Brauna stayed and helped me remove his self-contained village, his litter box, food and medicines. Even The Lion King mat I bought for him over ten years ago was thrown out. His energy was everywhere in the house. “It is important to let the material reminders go” she gently reminded me.
Where I used to hear his familiar cry asking for running water in the bathroom or more au juice from the wet mushy canned tuna, there is not a peep. He loved Fatburger’s hamburger with cheese medium rare and sour cream.What I wouldn’t give to find a trail of cat litter that he used to leave behind only in the last year.

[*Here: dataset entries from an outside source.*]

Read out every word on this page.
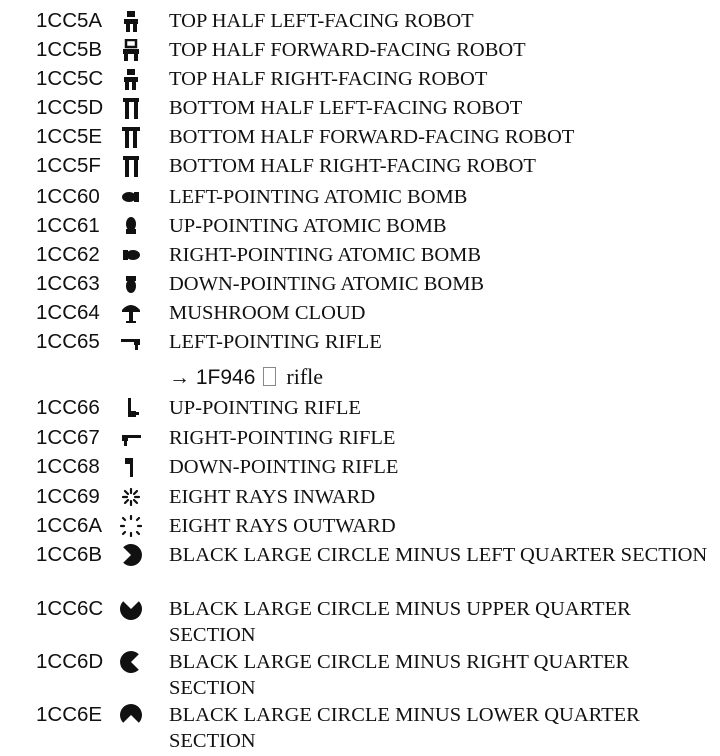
1CC5A	TOP HALF LEFT-FACING ROBOT
1CC5B	TOP HALF FORWARD-FACING ROBOT
1CC5C	TOP HALF RIGHT-FACING ROBOT
1CC5D	BOTTOM HALF LEFT-FACING ROBOT
1CC5E	BOTTOM HALF FORWARD-FACING ROBOT
1CC5F	BOTTOM HALF RIGHT-FACING ROBOT
1CC60	LEFT-POINTING ATOMIC BOMB
1CC61	UP-POINTING ATOMIC BOMB
1CC62	RIGHT-POINTING ATOMIC BOMB
1CC63	DOWN-POINTING ATOMIC BOMB
1CC64	MUSHROOM CLOUD
1CC65	LEFT-POINTING RIFLE
→ 1F946 rifle
1CC66	UP-POINTING RIFLE
1CC67	RIGHT-POINTING RIFLE
1CC68	DOWN-POINTING RIFLE
1CC69	EIGHT RAYS INWARD
1CC6A	EIGHT RAYS OUTWARD
1CC6B	BLACK LARGE CIRCLE MINUS LEFT QUARTER SECTION
1CC6C	BLACK LARGE CIRCLE MINUS UPPER QUARTER SECTION
1CC6D	BLACK LARGE CIRCLE MINUS RIGHT QUARTER SECTION
1CC6E	BLACK LARGE CIRCLE MINUS LOWER QUARTER SECTION
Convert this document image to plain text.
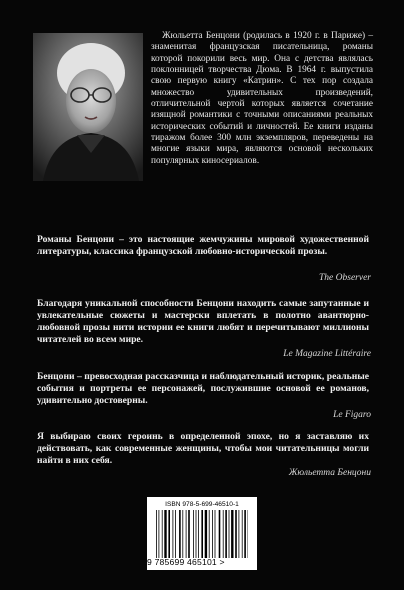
Жюльетта Бенцони (родилась в 1920 г. в Париже) – знаменитая французская писательница, романы которой покорили весь мир. Она с детства являлась поклонницей творчества Дюма. В 1964 г. выпустила свою первую книгу «Катрин». С тех пор создала множество удивительных произведений, отличительной чертой которых является сочетание изящной романтики с точными описаниями реальных исторических событий и личностей. Ее книги изданы тиражом более 300 млн экземпляров, переведены на многие языки мира, являются основой нескольких популярных киносериалов.
Романы Бенцони – это настоящие жемчужины мировой художественной литературы, классика французской любовно-исторической прозы.
The Observer
Благодаря уникальной способности Бенцони находить самые запутанные и увлекательные сюжеты и мастерски вплетать в полотно авантюрно-любовной прозы нити истории ее книги любят и перечитывают миллионы читателей во всем мире.
Le Magazine Littéraire
Бенцони – превосходная рассказчица и наблюдательный историк, реальные события и портреты ее персонажей, послужившие основой ее романов, удивительно достоверны.
Le Figaro
Я выбираю своих героинь в определенной эпохе, но я заставляю их действовать, как современные женщины, чтобы мои читательницы могли найти в них себя.
Жюльетта Бенцони
ISBN 978-5-699-46510-1
9 785699 465101 >
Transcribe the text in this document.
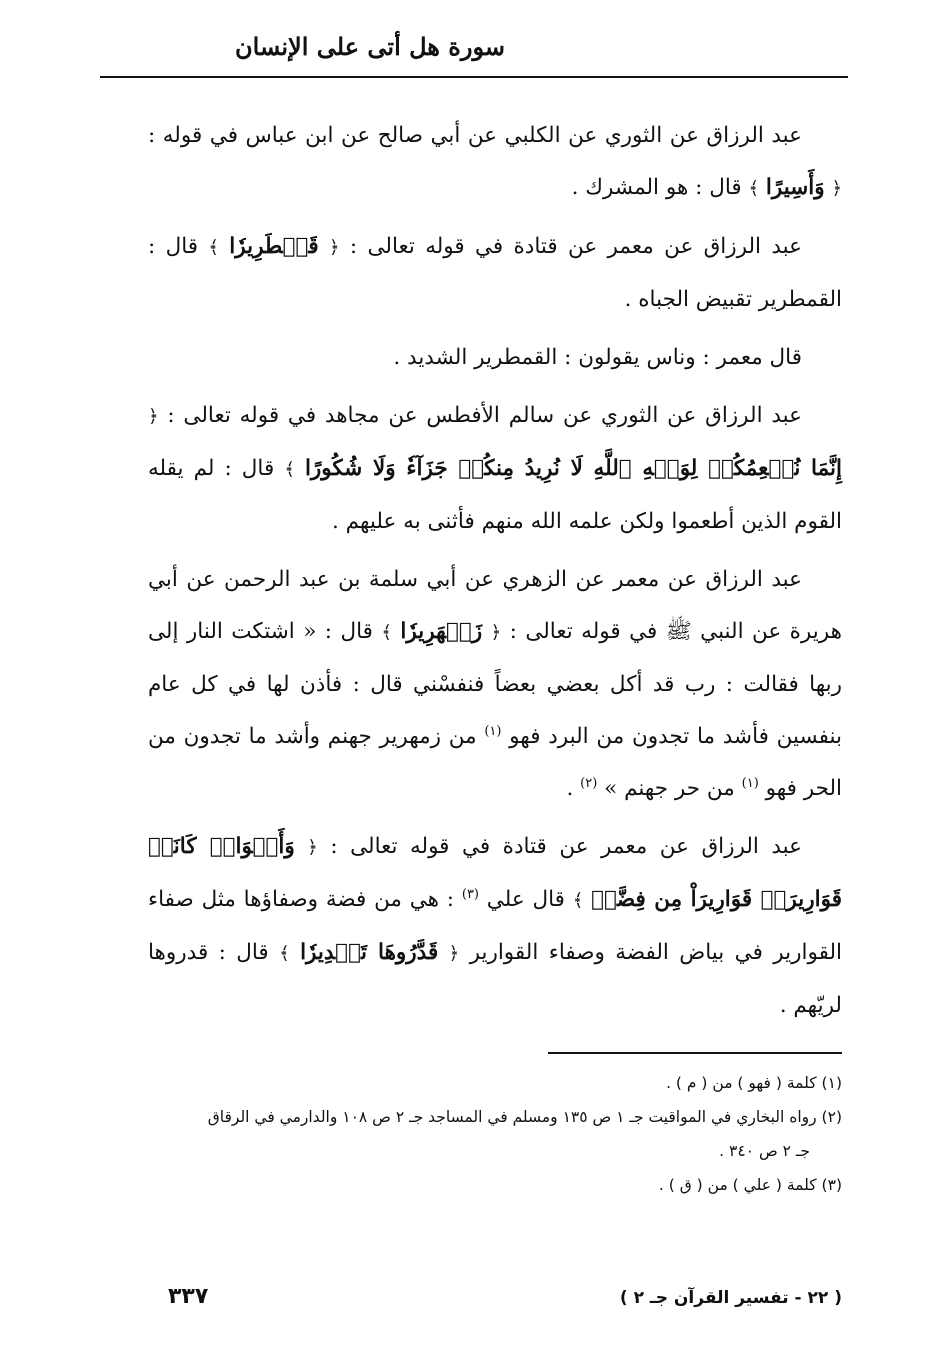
سورة هل أتى على الإنسان

عبد الرزاق عن الثوري عن الكلبي عن أبي صالح عن ابن عباس في قوله : ﴿ وَأَسِيرًا ﴾ قال : هو المشرك .

عبد الرزاق عن معمر عن قتادة في قوله تعالى : ﴿ قَمۡطَرِيرٗا ﴾ قال : القمطرير تقبيض الجباه .

قال معمر : وناس يقولون : القمطرير الشديد .

عبد الرزاق عن الثوري عن سالم الأفطس عن مجاهد في قوله تعالى : ﴿ إِنَّمَا نُطۡعِمُكُمۡ لِوَجۡهِ ٱللَّهِ لَا نُرِيدُ مِنكُمۡ جَزَآءٗ وَلَا شُكُورًا ﴾ قال : لم يقله القوم الذين أطعموا ولكن علمه الله منهم فأثنى به عليهم .

عبد الرزاق عن معمر عن الزهري عن أبي سلمة بن عبد الرحمن عن أبي هريرة عن النبي ﷺ في قوله تعالى : ﴿ زَمۡهَرِيرٗا ﴾ قال : « اشتكت النار إلى ربها فقالت : رب قد أكل بعضي بعضاً فنفسْني قال : فأذن لها في كل عام بنفسين فأشد ما تجدون من البرد فهو $^{(١)}$ من زمهرير جهنم وأشد ما تجدون من الحر فهو $^{(١)}$ من حر جهنم » $^{(٢)}$ .

عبد الرزاق عن معمر عن قتادة في قوله تعالى : ﴿ وَأَكۡوَابٖ كَانَتۡ قَوَارِيرَا۠ قَوَارِيرَاْ مِن فِضَّةٖ ﴾ قال علي $^{(٣)}$ : هي من فضة وصفاؤها مثل صفاء القوارير في بياض الفضة وصفاء القوارير ﴿ قَدَّرُوهَا تَقۡدِيرٗا ﴾ قال : قدروها لريّهم .

(١) كلمة ( فهو ) من ( م ) .

(٢) رواه البخاري في المواقيت جـ ١ ص ١٣٥ ومسلم في المساجد جـ ٢ ص ١٠٨ والدارمي في الرقاق

جـ ٢ ص ٣٤٠ .

(٣) كلمة ( علي ) من ( ق ) .

٣٣٧	( ٢٢ - تفسير القرآن جـ ٢ )
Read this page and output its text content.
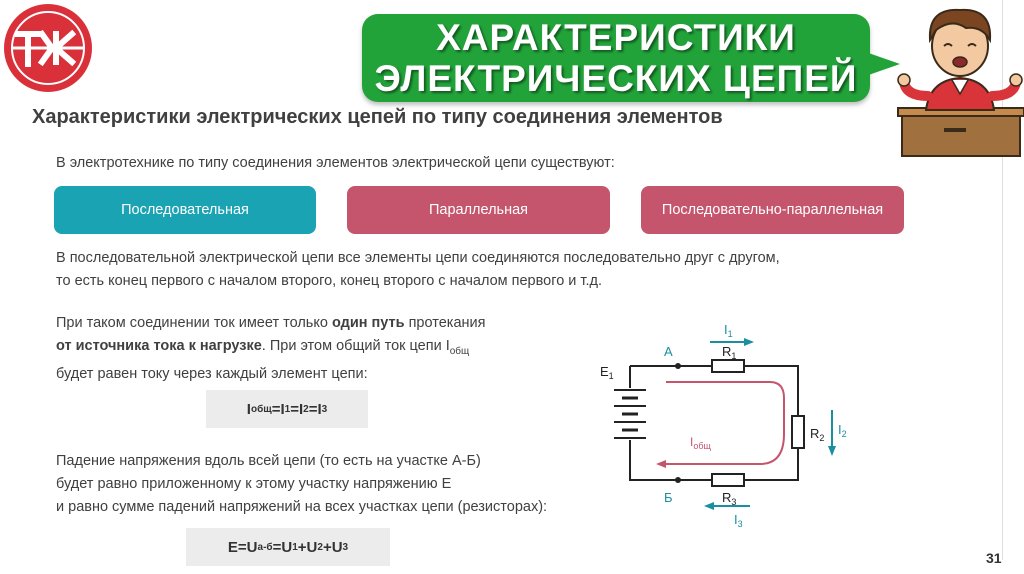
ХАРАКТЕРИСТИКИ
ЭЛЕКТРИЧЕСКИХ ЦЕПЕЙ
Характеристики электрических цепей по типу соединения элементов
В электротехнике по типу соединения элементов электрической цепи существуют:
Последовательная	Параллельная	Последовательно-параллельная
В последовательной электрической цепи все элементы цепи соединяются последовательно друг с другом,
то есть конец первого с началом второго, конец второго с началом первого и т.д.
При таком соединении ток имеет только один путь протекания
от источника тока к нагрузке. При этом общий ток цепи $I_{общ}$
будет равен току через каждый элемент цепи:
I общ = I 1 = I 2 = I 3
Падение напряжения вдоль всей цепи (то есть на участке А-Б)
будет равно приложенному к этому участку напряжению Е
и равно сумме падений напряжений на всех участках цепи (резисторах):
E = U а-б = U 1 + U 2 + U 3
$E_1$
А
Б
$R_1$
$R_2$
$R_3$
$I_1$
$I_2$
$I_3$
$I_{общ}$
31
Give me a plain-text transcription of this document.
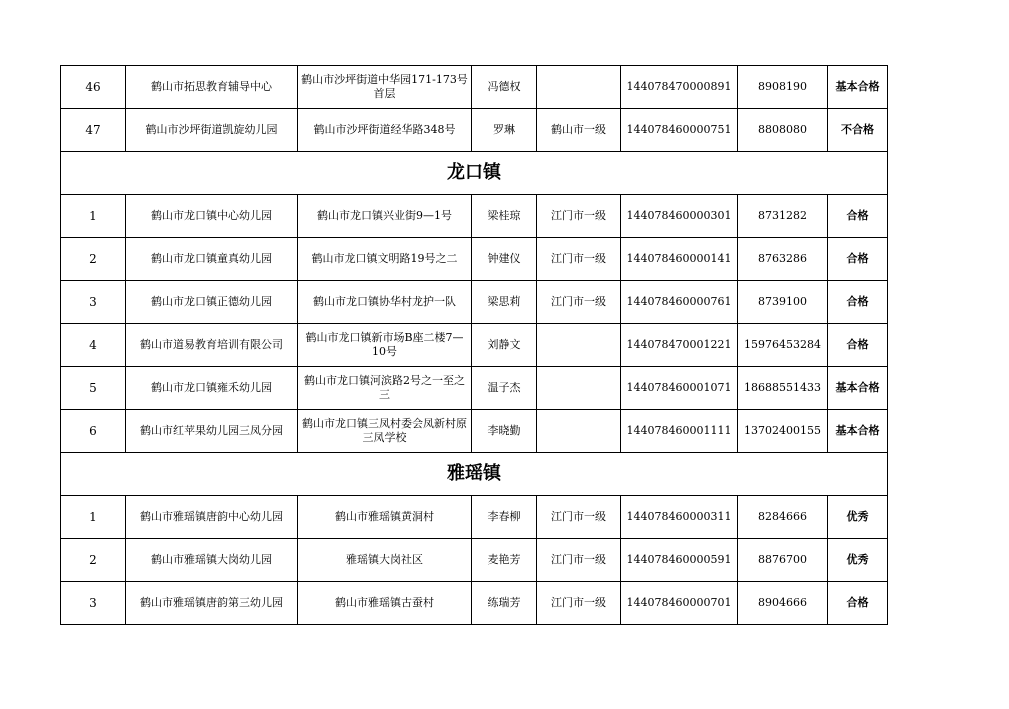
46	鹤山市拓思教育辅导中心	鹤山市沙坪街道中华园171-173号首层	冯德权		144078470000891	8908190	基本合格
47	鹤山市沙坪街道凯旋幼儿园	鹤山市沙坪街道经华路348号	罗琳	鹤山市一级	144078460000751	8808080	不合格
龙口镇							
1	鹤山市龙口镇中心幼儿园	鹤山市龙口镇兴业街9—1号	梁桂琼	江门市一级	144078460000301	8731282	合格
2	鹤山市龙口镇童真幼儿园	鹤山市龙口镇文明路19号之二	钟建仪	江门市一级	144078460000141	8763286	合格
3	鹤山市龙口镇正德幼儿园	鹤山市龙口镇协华村龙护一队	梁思莉	江门市一级	144078460000761	8739100	合格
4	鹤山市道易教育培训有限公司	鹤山市龙口镇新市场B座二楼7—10号	刘静文		144078470001221	15976453284	合格
5	鹤山市龙口镇雍禾幼儿园	鹤山市龙口镇河滨路2号之一至之三	温子杰		144078460001071	18688551433	基本合格
6	鹤山市红苹果幼儿园三凤分园	鹤山市龙口镇三凤村委会凤新村原三凤学校	李晓勤		144078460001111	13702400155	基本合格
雅瑶镇							
1	鹤山市雅瑶镇唐韵中心幼儿园	鹤山市雅瑶镇黄洞村	李春柳	江门市一级	144078460000311	8284666	优秀
2	鹤山市雅瑶镇大岗幼儿园	雅瑶镇大岗社区	麦艳芳	江门市一级	144078460000591	8876700	优秀
3	鹤山市雅瑶镇唐韵第三幼儿园	鹤山市雅瑶镇古蚕村	练瑞芳	江门市一级	144078460000701	8904666	合格
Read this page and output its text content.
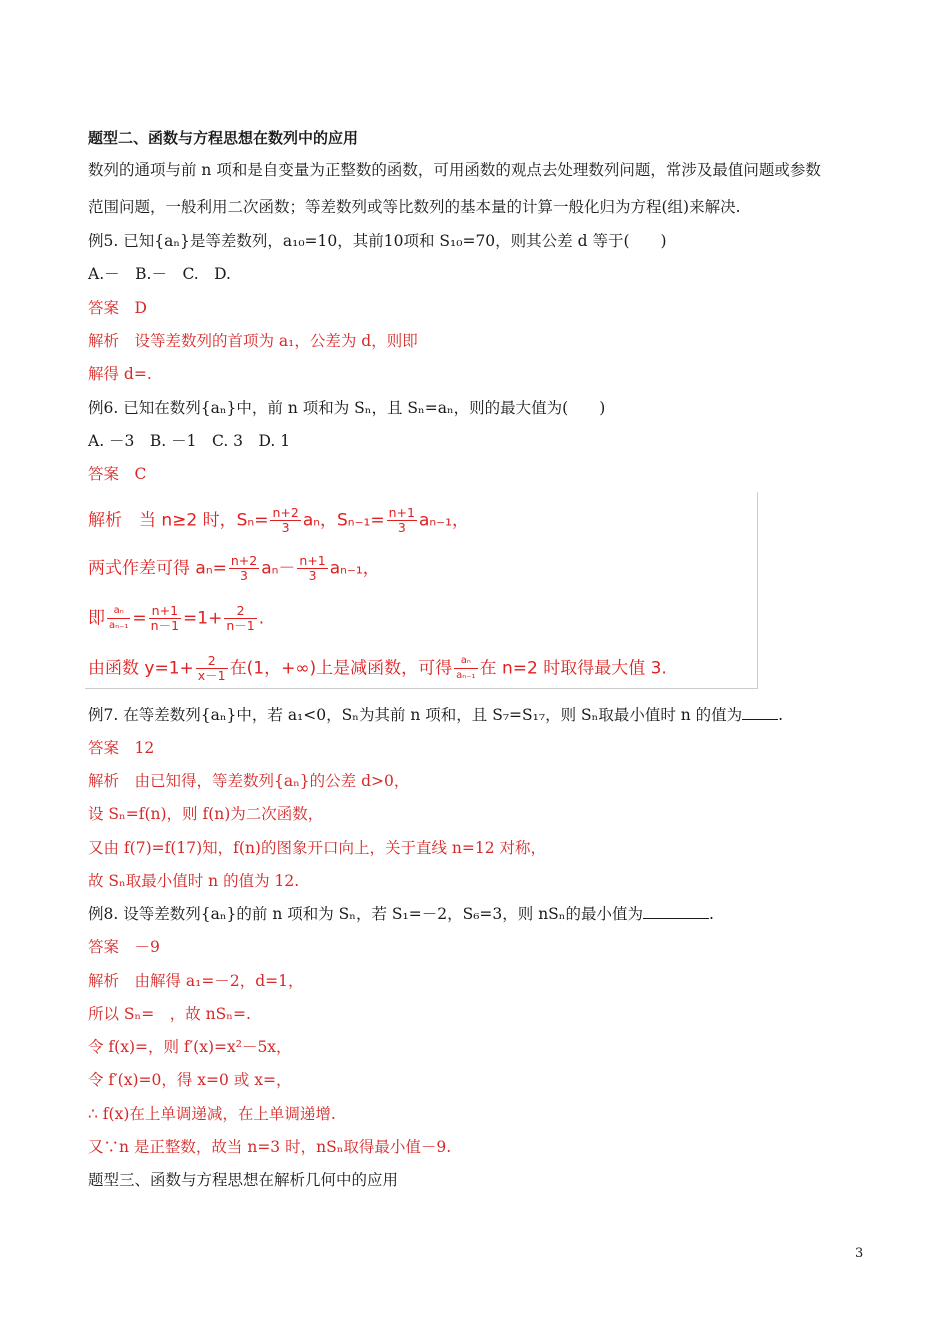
题型二、函数与方程思想在数列中的应用
数列的通项与前 n 项和是自变量为正整数的函数，可用函数的观点去处理数列问题，常涉及最值问题或参数
范围问题，一般利用二次函数；等差数列或等比数列的基本量的计算一般化归为方程(组)来解决.
例5. 已知{aₙ}是等差数列，a₁₀=10，其前10项和 S₁₀=70，则其公差 d 等于(　　)
A.－　B.－　C.　D.
答案　D
解析　设等差数列的首项为 a₁，公差为 d，则即
解得 d=.
例6. 已知在数列{aₙ}中，前 n 项和为 Sₙ，且 Sₙ=aₙ，则的最大值为(　　)
A. －3　B. －1　C. 3　D. 1
答案　C
解析　当 n≥2 时，$S_n= \frac{n+2}{3}$ aₙ，$S_{n-1}= \frac{n+1}{3} a_{n-1}$，
两式作差可得 $a_n= \frac{n+2}{3} a_n- \frac{n+1}{3} a_{n-1}$，
即 $\frac{\text{aₙ}}{\text{aₙ₋₁}} = \frac{n+1}{n-1} =1+ \frac{2}{n-1}$ .
由函数 $y=1+ \frac{2}{x-1}$ 在(1，+∞)上是减函数，可得 $\frac{\text{aₙ}}{\text{aₙ₋₁}}$ 在 n=2 时取得最大值 3.
例7. 在等差数列{aₙ}中，若 a₁<0，Sₙ为其前 n 项和，且 S₇=S₁₇，则 Sₙ取最小值时 n 的值为 .
答案　12
解析　由已知得，等差数列{aₙ}的公差 d>0，
设 Sₙ=f(n)，则 f(n)为二次函数，
又由 f(7)=f(17)知，f(n)的图象开口向上，关于直线 n=12 对称，
故 Sₙ取最小值时 n 的值为 12.
例8. 设等差数列{aₙ}的前 n 项和为 Sₙ，若 S₁=－2，S₆=3，则 nSₙ的最小值为	.
答案　－9
解析　由解得 a₁=－2，d=1，
所以 Sₙ=　，故 nSₙ=.
令 f(x)=，则 f′(x)=x²－5x，
令 f′(x)=0，得 x=0 或 x=，
∴ f(x)在上单调递减，在上单调递增.
又∵n 是正整数，故当 n=3 时，nSₙ取得最小值－9.
题型三、函数与方程思想在解析几何中的应用
3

I’ve never felt alone in this home when he was here. His presence was powerful. He held the space with love.
Clarence was a love machine. He never tired of the love I gave him and that he gave back. He shined it right back to me.The silence in my house is shattering but I am feeling a sense of relief knowing my grey, brave cub isn’t putting up a gutsy show anymore. My grief is in stages where it overwhelms me.
Brauna said “Clarence is helping me. I’m trying to be more human. I spent a lifetime trying to be spiritual.” I suffered from a childhood of lack of safety. There wasn’t a childhood of constant loving. She continued “This soul of Clarence 24/7 did nothing but love and accept you. He was a constant source of loving. To lose that right now, which is all we have is right now, is big.” Brauna reminded me we have to go through this because steps of grief are how you can climb in peaks of joy. Clarence said to me “I’m here to love you. Let’s have at it.” He was my greatest teacher. Clarence didn’t judge. He let me be who I am which is sometimes a bottomless pit of need and love.
I keep looking for him. I feel like he’s going to pop his head around the corner and ask for a Party Mix tuna treat. Brauna said he’s resting with the angels before he goes on his next adventure. Now I understand why I gave him the grey, brave cub endearment the day I met him sixteen years ago. We’ll never forget a moment of unbelievable clarity- “I’m done.”